Fortunately, MP-capable CPUs provide two mechanisms to deal with these problems: atomic operations and memory barriers.
An atomic operation is any operation that a CPU can perform such that all results will be made visible to each CPU at the same time and whose operation is safe from interference by other CPUs. For example, reading or writing a word of memory is an atomic operation. Unfortunately, reading and writing are only of limited usefulness alone as atomic operations. The most useful atomic operations allow modifying a value by both reading the value, modifying it, and writing it as a single atomic change. The details of FreeBSD's atomic operation API can be found in the atomic manual page [Atomic]. A more detailed explanation of how atomic operations work can be found in Section 8.3 of [Schimmel94].
Atomic operations alone are not very useful. An atomic operation can only modify one variable. If one needs to read a variable and then make a decision based on the value of that variable, the value may change after the read, thus rendering the decision invalid. For this reason, atomic operations are best used as building blocks for higher level synchronization primitives or for noncritical statistics.
Many modern CPUs include the ability to reorder instruction streams to increase performance [Intel00,Schimmel94,Mauro01]. On a UP machine, the CPU still operates correctly so long as dependencies are satisfied by either extra logic on the CPU or hints in the instruction stream. On a SMP machine, other CPUs may be operating under different dependencies, thus the data they see may be incorrect. The solution is to use memory barriers to control the order in which memory is accessed. This can be used to establish a common set of dependencies among all CPUs. An explanation of using store barriers in unlock operations can be found in Section 13.5 of [Schimmel94].

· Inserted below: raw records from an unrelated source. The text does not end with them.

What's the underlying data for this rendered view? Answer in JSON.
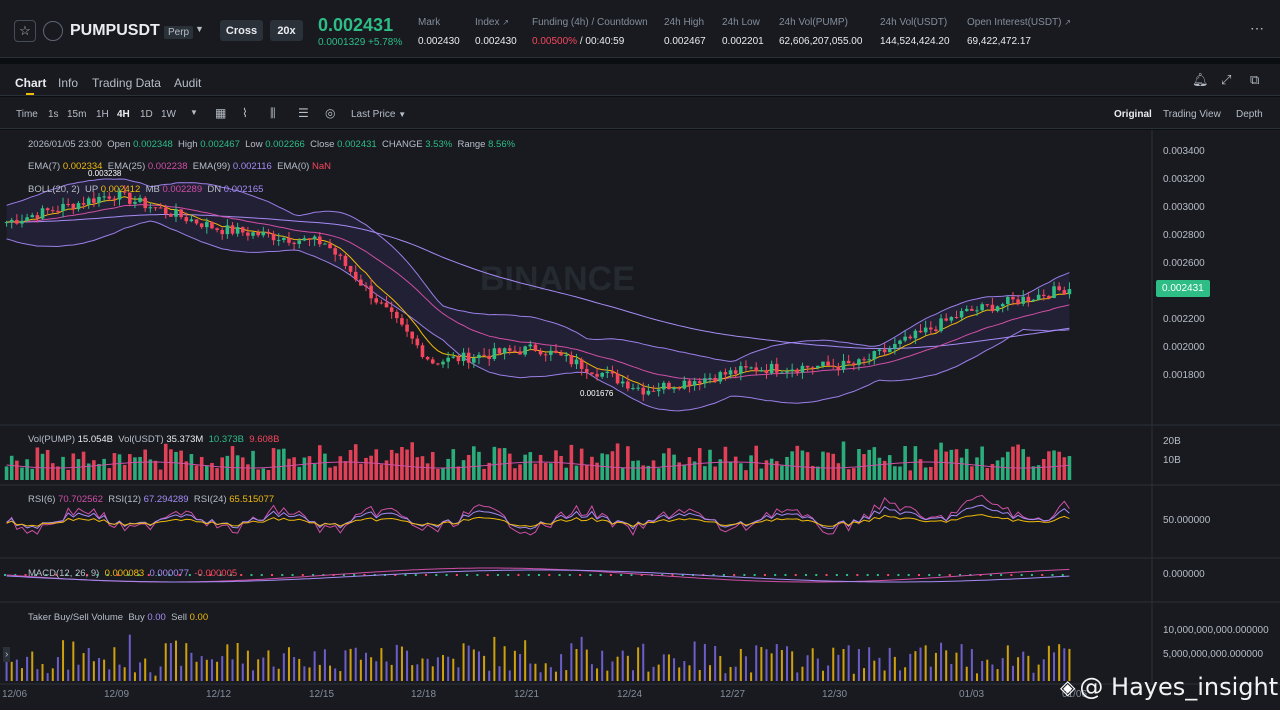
{
  "header": {
    "symbol": "PUMPUSDT",
    "contract_type": "Perp",
    "margin_mode": "Cross",
    "leverage": "20x",
    "last_price": "0.002431",
    "change": "0.0001329 +5.78%",
    "stats": [
      {
        "label": "Mark",
        "value": "0.002430"
      },
      {
        "label": "Index",
        "value": "0.002430"
      },
      {
        "label": "Funding (4h) / Countdown",
        "value": "0.00500%",
        "value2": " / 00:40:59"
      },
      {
        "label": "24h High",
        "value": "0.002467"
      },
      {
        "label": "24h Low",
        "value": "0.002201"
      },
      {
        "label": "24h Vol(PUMP)",
        "value": "62,606,207,055.00"
      },
      {
        "label": "24h Vol(USDT)",
        "value": "144,524,424.20"
      },
      {
        "label": "Open Interest(USDT)",
        "value": "69,422,472.17"
      }
    ]
  },
  "tabs": [
    "Chart",
    "Info",
    "Trading Data",
    "Audit"
  ],
  "toolbar": {
    "intervals": [
      "Time",
      "1s",
      "15m",
      "1H",
      "4H",
      "1D",
      "1W"
    ],
    "active_interval": "4H",
    "price_type": "Last Price",
    "views": [
      "Original",
      "Trading View",
      "Depth"
    ],
    "active_view": "Original"
  },
  "legend": {
    "ohlc": {
      "date": "2026/01/05 23:00",
      "open": "0.002348",
      "high": "0.002467",
      "low": "0.002266",
      "close": "0.002431",
      "change": "3.53%",
      "range": "8.56%"
    },
    "ema": {
      "ema7": "0.002334",
      "ema25": "0.002238",
      "ema99": "0.002116",
      "ema0": "NaN"
    },
    "boll": {
      "label": "BOLL(20, 2)",
      "up": "0.002412",
      "mb": "0.002289",
      "dn": "0.002165"
    },
    "vol": {
      "pump": "15.054B",
      "usdt": "35.373M",
      "v1": "10.373B",
      "v2": "9.608B"
    },
    "rsi": {
      "rsi6": "70.702562",
      "rsi12": "67.294289",
      "rsi24": "65.515077"
    },
    "macd": {
      "label": "MACD(12, 26, 9)",
      "v1": "0.000083",
      "v2": "0.000077",
      "v3": "-0.000005"
    },
    "taker": {
      "label": "Taker Buy/Sell Volume",
      "buy": "0.00",
      "sell": "0.00"
    }
  },
  "price_axis": [
    "0.003400",
    "0.003200",
    "0.003000",
    "0.002800",
    "0.002600",
    "0.002200",
    "0.002000",
    "0.001800"
  ],
  "current_price_tag": "0.002431",
  "vol_axis": [
    "20B",
    "10B"
  ],
  "rsi_axis": "50.000000",
  "macd_axis": "0.000000",
  "taker_axis": [
    "10,000,000,000.000000",
    "5,000,000,000.000000"
  ],
  "x_axis": [
    "12/06",
    "12/09",
    "12/12",
    "12/15",
    "12/18",
    "12/21",
    "12/24",
    "12/27",
    "12/30",
    "01/03",
    "01/06"
  ],
  "annotations": {
    "high": "0.003238",
    "low": "0.001676"
  },
  "watermark": "BINANCE",
  "overlay_credit": "@ Hayes_insight",
  "colors": {
    "up": "#2ebd85",
    "down": "#f6465d",
    "ema7": "#f0b90b",
    "ema25": "#d04fa6",
    "ema99": "#a68bf5",
    "boll": "#9b7fe8"
  },
  "chart_data": {
    "type": "line",
    "title": "",
    "x": [
      "12/06",
      "12/09",
      "12/12",
      "12/15",
      "12/18",
      "12/21",
      "12/24",
      "12/27",
      "12/30",
      "01/03",
      "01/06"
    ],
    "series": [
      {
        "values": [
          0.0029,
          0.0031,
          0.00285,
          0.00275,
          0.0019,
          0.002,
          0.0017,
          0.00185,
          0.00188,
          0.00225,
          0.00243
        ]
      }
    ],
    "ylim": [
      0.0016,
      0.0035
    ]
  }
}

In FreeBSD, memory barriers are provided via the atomic operations API. The API is modeled on the memory barriers provided on the IA64 CPU which are described in Section 4.4.7 of [Intel00]. The API include two types of barriers: acquire and release. An acquire barrier guarantees that the current atomic operation will complete before any following memory operations. This type of barrier is used when acquiring a lock to guarantee that the lock is acquired before any protected operations are performed. A release barrier guarantees that all preceding memory operations will be completed and the results visible before the current atomic operation completes. As a result, all protected operations will only occur while the lock is held. This allows a dependency to be established between a lock and the data it protects.